Protection des minorités et de l’intégrité territoriale

Sergeï Lavrov aurait également critiqué la volonté de revenir sur une législation relative aux langues minoritaires, dont le russe, précédemment admis en tant que deuxième langue officielle dans certaines régions. De son côté Jean Asselborn a souligné que l'UE plaidait, dans le cadre de la formation d'un gouvernement intérimaire, pour que tous les groupes politiques y soient représentés, y compris les minorités linguistiques, rapporte le Tageblatt.

Les deux ministres ont par ailleurs convenu que l’intégrité territoriale de l’Ukraine devait être préservée, alors que la crise ukrainienne semble avoir encouragé des velléités séparatistes, notamment dans l’Est du pays, région majoritairement russophone.

Respect de l’accord de sortie de crise

Le chef de la diplomatie russe s'est par ailleurs prononcé contre la tenue d'une élection présidentielle anticipée le 25 mai en Ukraine, telle qu’annoncée par les autorités de transition, estimant que cela allait à l'encontre de l'accord de sortie de crise signé à Kiev - que la Russie n'a pas signé – qui prévoyait que des élections législatives et présidentielle ne pourraient avoir lieu qu'après l'adoption d'une réforme constitutionnelle, prévue d'ici à septembre.

"Il est très important, quoi qu'il se passe, de s'en tenir aux principes de l'accord" de sortie de crise, a-t-il insisté selon l’AFP, et de fait, la tenue d'une élection le 25 mai "est déjà un renoncement à l'accord". De son côté, Jean Asselborn a fait valoir que la logique de la révolte dans laquelle se trouvait l’Ukraine avait empêché que les étapes prévues de sortie de crise se déroulent comme on aurait pu l’espérer, selon le Tageblatt.

Aide financière

Une des questions désormais centrales est celle d’une aide financière, l’économie ukrainienne, étant "proche de la faillite", selon Jean Asselborn.

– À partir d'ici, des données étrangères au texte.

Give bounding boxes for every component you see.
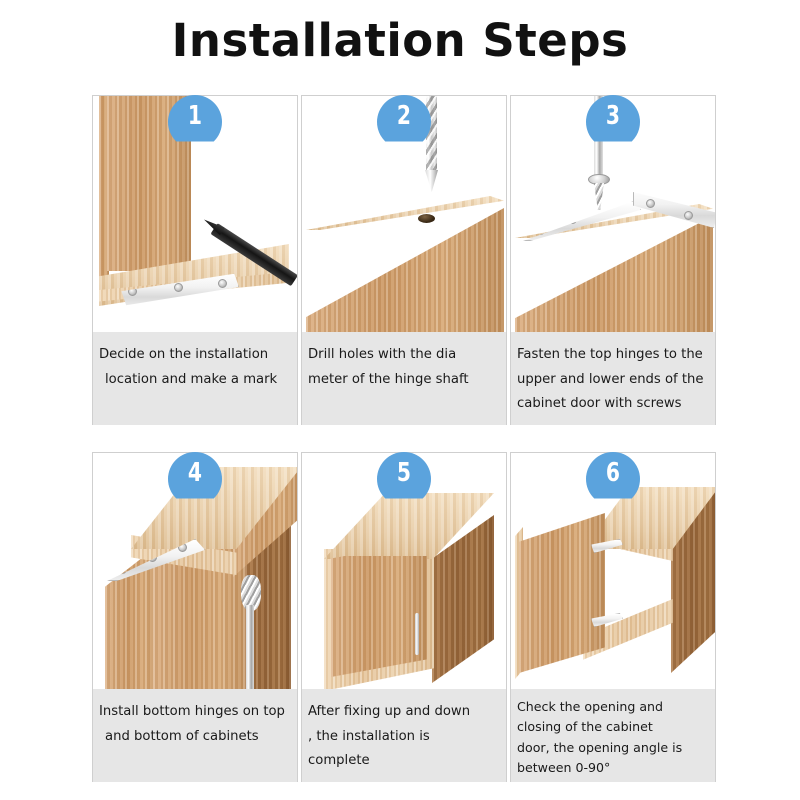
caption-line: complete (308, 749, 504, 774)
step-caption-1: Decide on the installation location and … (93, 332, 297, 425)
caption-line: Drill holes with the dia (308, 343, 504, 368)
marker-pen-body (210, 223, 297, 286)
step-badge-4: 4 (168, 452, 222, 506)
step-caption-6: Check the opening and closing of the cab… (511, 689, 715, 782)
step-number-6: 6 (606, 460, 619, 486)
screw-hole (684, 211, 693, 220)
caption-line: closing of the cabinet (517, 717, 713, 737)
screw-thread (594, 183, 604, 210)
marker-pen (198, 216, 297, 294)
drilled-hole (418, 214, 435, 223)
caption-line: door, the opening angle is (517, 738, 713, 758)
step-badge-2: 2 (377, 95, 431, 149)
step-card-6[interactable]: 6 Check the opening and closing of the c… (510, 452, 716, 782)
step-badge-5: 5 (377, 452, 431, 506)
screwdriver (239, 571, 263, 689)
page-title: Installation Steps (0, 14, 800, 67)
step-number-1: 1 (188, 103, 201, 129)
caption-line: Check the opening and (517, 697, 713, 717)
step-badge-6: 6 (586, 452, 640, 506)
cabinet-door-open (519, 513, 605, 673)
step-card-1[interactable]: 1 Decide on the installation location an… (92, 95, 298, 425)
step-number-2: 2 (397, 103, 410, 129)
step-card-2[interactable]: 2 Drill holes with the dia meter of the … (301, 95, 507, 425)
door-handle (415, 613, 419, 655)
caption-line: location and make a mark (99, 368, 295, 393)
caption-line: Install bottom hinges on top (99, 700, 295, 725)
screw (588, 174, 610, 210)
screw-hole (646, 199, 655, 208)
caption-line: upper and lower ends of the (517, 368, 713, 393)
caption-line: between 0-90° (517, 758, 713, 778)
step-card-5[interactable]: 5 After fixing up and down , the install… (301, 452, 507, 782)
step-number-4: 4 (188, 460, 201, 486)
step-badge-1: 1 (168, 95, 222, 149)
caption-line: , the installation is (308, 725, 504, 750)
step-badge-3: 3 (586, 95, 640, 149)
caption-line: Fasten the top hinges to the (517, 343, 713, 368)
screw-hole (174, 283, 183, 292)
step-caption-4: Install bottom hinges on top and bottom … (93, 689, 297, 782)
caption-line: meter of the hinge shaft (308, 368, 504, 393)
caption-line: After fixing up and down (308, 700, 504, 725)
steps-grid: 1 Decide on the installation location an… (92, 95, 716, 782)
step-caption-5: After fixing up and down , the installat… (302, 689, 506, 782)
step-number-5: 5 (397, 460, 410, 486)
installation-steps-page: Installation Steps 1 (0, 0, 800, 800)
step-card-4[interactable]: 4 Install bottom hinges on top and botto… (92, 452, 298, 782)
screw-hole (568, 215, 577, 224)
step-caption-3: Fasten the top hinges to the upper and l… (511, 332, 715, 425)
caption-line: and bottom of cabinets (99, 725, 295, 750)
caption-line: cabinet door with screws (517, 392, 713, 417)
screw-hole (118, 565, 127, 574)
step-card-3[interactable]: 3 Fasten the top hinges to the upper and… (510, 95, 716, 425)
screwdriver-shaft (246, 605, 254, 689)
drill-bit-tip (425, 170, 438, 192)
step-number-3: 3 (606, 103, 619, 129)
step-caption-2: Drill holes with the dia meter of the hi… (302, 332, 506, 425)
caption-line: Decide on the installation (99, 343, 295, 368)
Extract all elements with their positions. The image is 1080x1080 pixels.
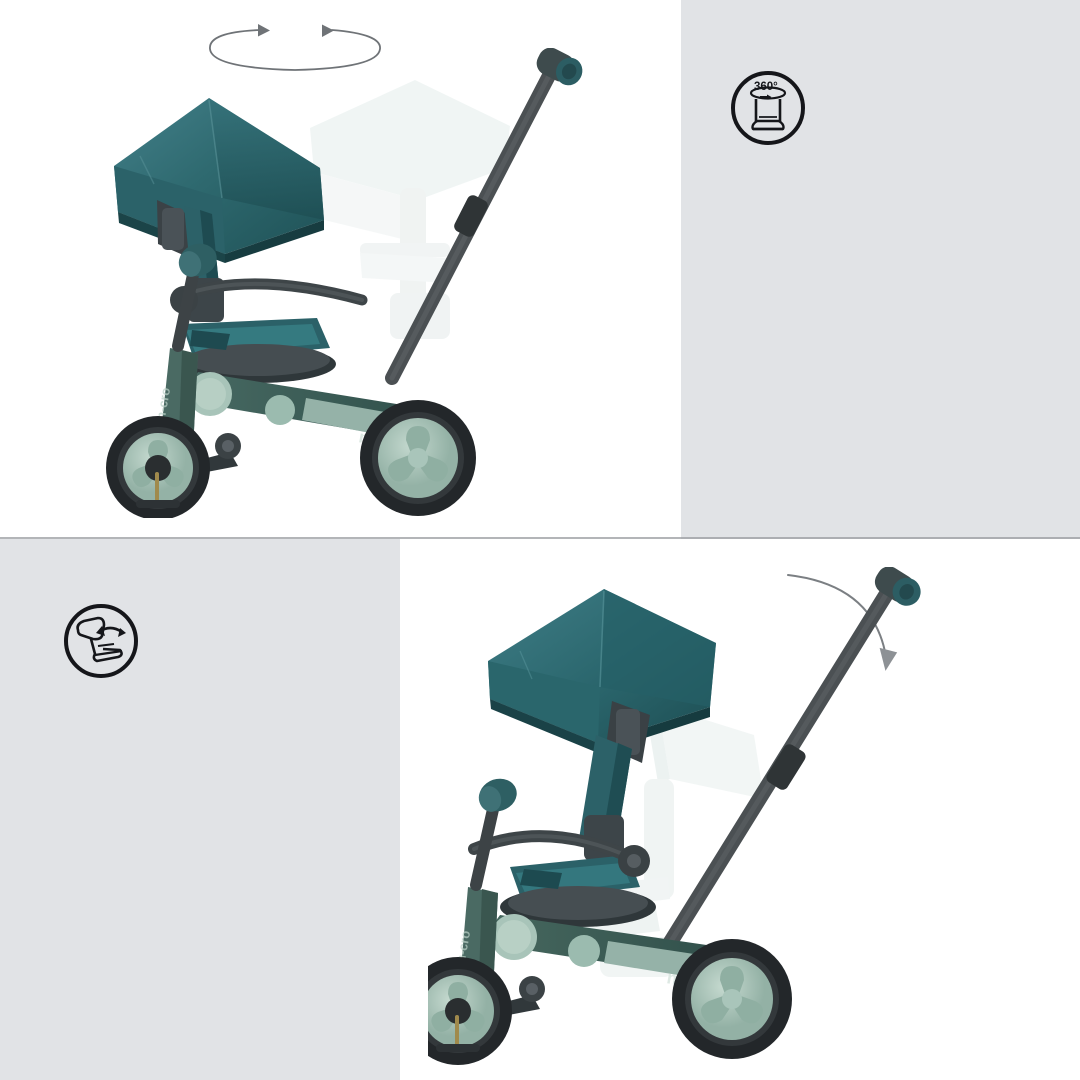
icon-360-label: 360° [754,81,778,93]
panel-recline-feature: Reclining seat for quick naps, long snoo… [0,539,400,1080]
trike-product-image: m-cro m-cro [428,567,1058,1077]
trike-product-image: m-cro m-cro [62,48,622,518]
panel-product-recline: m-cro m-cro [400,539,1080,1080]
panel-product-rotate: m-cro m-cro [0,0,681,539]
seat-rotate-360-icon: 360° [729,69,807,147]
panel-rotate-feature: 360° Rotate the seat 360 degrees. Explor… [681,0,1080,539]
horizontal-divider [0,537,1080,539]
marketing-collage: m-cro m-cro [0,0,1080,1080]
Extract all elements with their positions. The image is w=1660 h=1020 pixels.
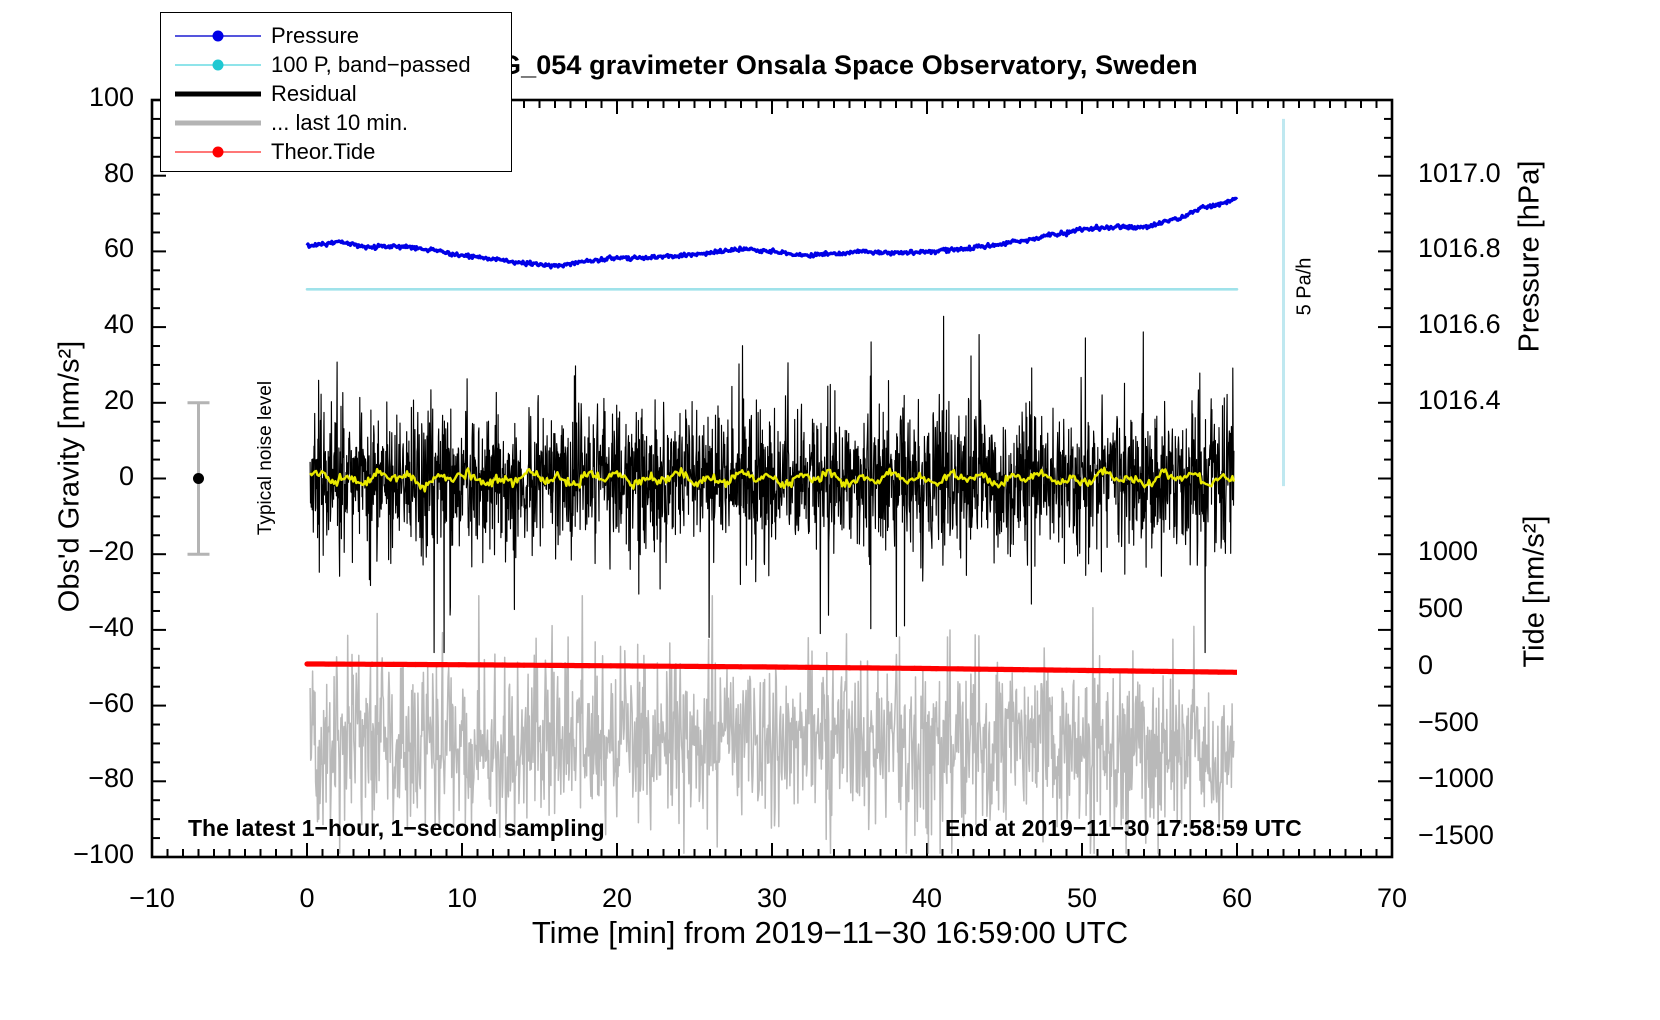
tide-marker xyxy=(912,666,917,671)
noise-level-annotation: Typical noise level xyxy=(255,358,277,558)
pressure-tick-label: 1016.8 xyxy=(1418,233,1558,264)
y-tick-label: 40 xyxy=(2,309,134,340)
x-tick-label: −10 xyxy=(92,883,212,914)
tide-marker xyxy=(348,662,353,667)
y-tick-label: 100 xyxy=(2,82,134,113)
tide-marker xyxy=(1151,669,1156,674)
legend-item-5[interactable]: Theor.Tide xyxy=(161,137,511,166)
tide-marker xyxy=(500,662,505,667)
series-residual xyxy=(310,316,1234,652)
footer-note-left: The latest 1−hour, 1−second sampling xyxy=(188,815,605,842)
x-tick-label: 50 xyxy=(1022,883,1142,914)
tide-marker xyxy=(673,664,678,669)
tide-marker xyxy=(456,662,461,667)
series-pressure xyxy=(307,198,1237,267)
x-tick-label: 10 xyxy=(402,883,522,914)
legend-item-label: Theor.Tide xyxy=(261,139,375,165)
legend-swatch-icon xyxy=(175,26,261,46)
pressure-tick-label: 1017.0 xyxy=(1418,158,1558,189)
legend-swatch-icon xyxy=(175,142,261,162)
tide-tick-label: 500 xyxy=(1418,593,1548,624)
tide-marker xyxy=(1172,669,1177,674)
tide-tick-label: 1000 xyxy=(1418,536,1548,567)
tide-marker xyxy=(890,666,895,671)
x-axis-label: Time [min] from 2019−11−30 16:59:00 UTC xyxy=(0,915,1660,951)
y-tick-label: −80 xyxy=(2,763,134,794)
tide-marker xyxy=(478,662,483,667)
tide-marker xyxy=(304,661,309,666)
legend-dot-icon xyxy=(213,146,224,157)
tide-marker xyxy=(717,664,722,669)
series-theoretical-tide xyxy=(307,664,1237,672)
tide-marker xyxy=(1086,668,1091,673)
tide-marker xyxy=(587,663,592,668)
y-tick-label: −20 xyxy=(2,536,134,567)
tide-marker xyxy=(847,665,852,670)
legend-item-4[interactable]: ... last 10 min. xyxy=(161,108,511,137)
pressure-scale-annotation: 5 Pa/h xyxy=(1294,222,1317,352)
tide-marker xyxy=(738,664,743,669)
y-tick-label: −60 xyxy=(2,688,134,719)
tide-marker xyxy=(1042,667,1047,672)
legend-item-3[interactable]: Residual xyxy=(161,79,511,108)
tide-tick-label: 0 xyxy=(1418,650,1548,681)
pressure-tick-label: 1016.6 xyxy=(1418,309,1558,340)
tide-marker xyxy=(1216,669,1221,674)
legend-item-label: 100 P, band−passed xyxy=(261,52,471,78)
x-tick-label: 60 xyxy=(1177,883,1297,914)
x-tick-label: 70 xyxy=(1332,883,1452,914)
legend-swatch-icon xyxy=(175,84,261,104)
legend-line xyxy=(175,91,261,96)
y-tick-label: −40 xyxy=(2,612,134,643)
tide-marker xyxy=(934,666,939,671)
legend: Pressure100 P, band−passedResidual... la… xyxy=(160,12,512,172)
tide-marker xyxy=(565,663,570,668)
legend-item-label: Residual xyxy=(261,81,357,107)
tide-marker xyxy=(608,663,613,668)
tide-tick-label: −500 xyxy=(1418,707,1548,738)
legend-dot-icon xyxy=(213,30,224,41)
tide-tick-label: −1000 xyxy=(1418,763,1548,794)
tide-marker xyxy=(630,663,635,668)
tide-marker xyxy=(391,662,396,667)
legend-item-1[interactable]: Pressure xyxy=(161,21,511,50)
tide-marker xyxy=(370,662,375,667)
tide-marker xyxy=(413,662,418,667)
chart-root: SCG_054 gravimeter Onsala Space Observat… xyxy=(0,0,1660,1020)
tide-marker xyxy=(825,665,830,670)
tide-marker xyxy=(521,663,526,668)
tide-marker xyxy=(869,665,874,670)
tide-marker xyxy=(1064,668,1069,673)
y-tick-label: −100 xyxy=(2,839,134,870)
footer-note-right: End at 2019−11−30 17:58:59 UTC xyxy=(945,815,1302,842)
tide-marker xyxy=(435,662,440,667)
x-tick-label: 30 xyxy=(712,883,832,914)
legend-item-label: Pressure xyxy=(261,23,359,49)
tide-marker xyxy=(999,667,1004,672)
tide-marker xyxy=(955,666,960,671)
tide-marker xyxy=(326,661,331,666)
x-tick-label: 0 xyxy=(247,883,367,914)
x-tick-label: 40 xyxy=(867,883,987,914)
noise-bar-center-dot xyxy=(193,473,204,484)
tide-marker xyxy=(782,665,787,670)
tide-marker xyxy=(1129,668,1134,673)
tide-marker xyxy=(1107,668,1112,673)
y-tick-label: 60 xyxy=(2,233,134,264)
tide-marker xyxy=(804,665,809,670)
legend-swatch-icon xyxy=(175,113,261,133)
legend-item-2[interactable]: 100 P, band−passed xyxy=(161,50,511,79)
y-tick-label: 80 xyxy=(2,158,134,189)
tide-tick-label: −1500 xyxy=(1418,820,1548,851)
legend-line xyxy=(175,120,261,125)
tide-marker xyxy=(652,664,657,669)
tide-marker xyxy=(695,664,700,669)
legend-item-label: ... last 10 min. xyxy=(261,110,408,136)
tide-marker xyxy=(760,664,765,669)
tide-marker xyxy=(1194,669,1199,674)
legend-swatch-icon xyxy=(175,55,261,75)
pressure-tick-label: 1016.4 xyxy=(1418,385,1558,416)
legend-dot-icon xyxy=(213,59,224,70)
tide-marker xyxy=(1021,667,1026,672)
tide-marker xyxy=(543,663,548,668)
y-tick-label: 20 xyxy=(2,385,134,416)
x-tick-label: 20 xyxy=(557,883,677,914)
tide-marker xyxy=(977,667,982,672)
y-tick-label: 0 xyxy=(2,461,134,492)
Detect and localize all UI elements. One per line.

Le pays a en effet des besoins financiers à court terme de l'ordre de 25 milliards d'euros. Le ministre a exprimé sa préférence pour la mise en place d’un consortium international qui pourrait notamment regrouper autour du Fonds monétaire international (FMI) les Etats membres de l’UE, du Conseil de l’Europe et de l’OCDE, et bien entendu la Russie, incontournable interlocuteur.

Il semble en effet très clair au chef de la diplomatie luxembourgeoise que la Russie doit être impliquée dans le nouveau départ en Ukraine, et que l’UE et la Russie devraient être des "partenaires stratégiques" dans ce dossier. "Je ne peux pas imaginer comment l'Ukraine pourrait construire un avenir stable sans ou contre la Russie", a encore déclaré Jean Asselborn au Tageblatt.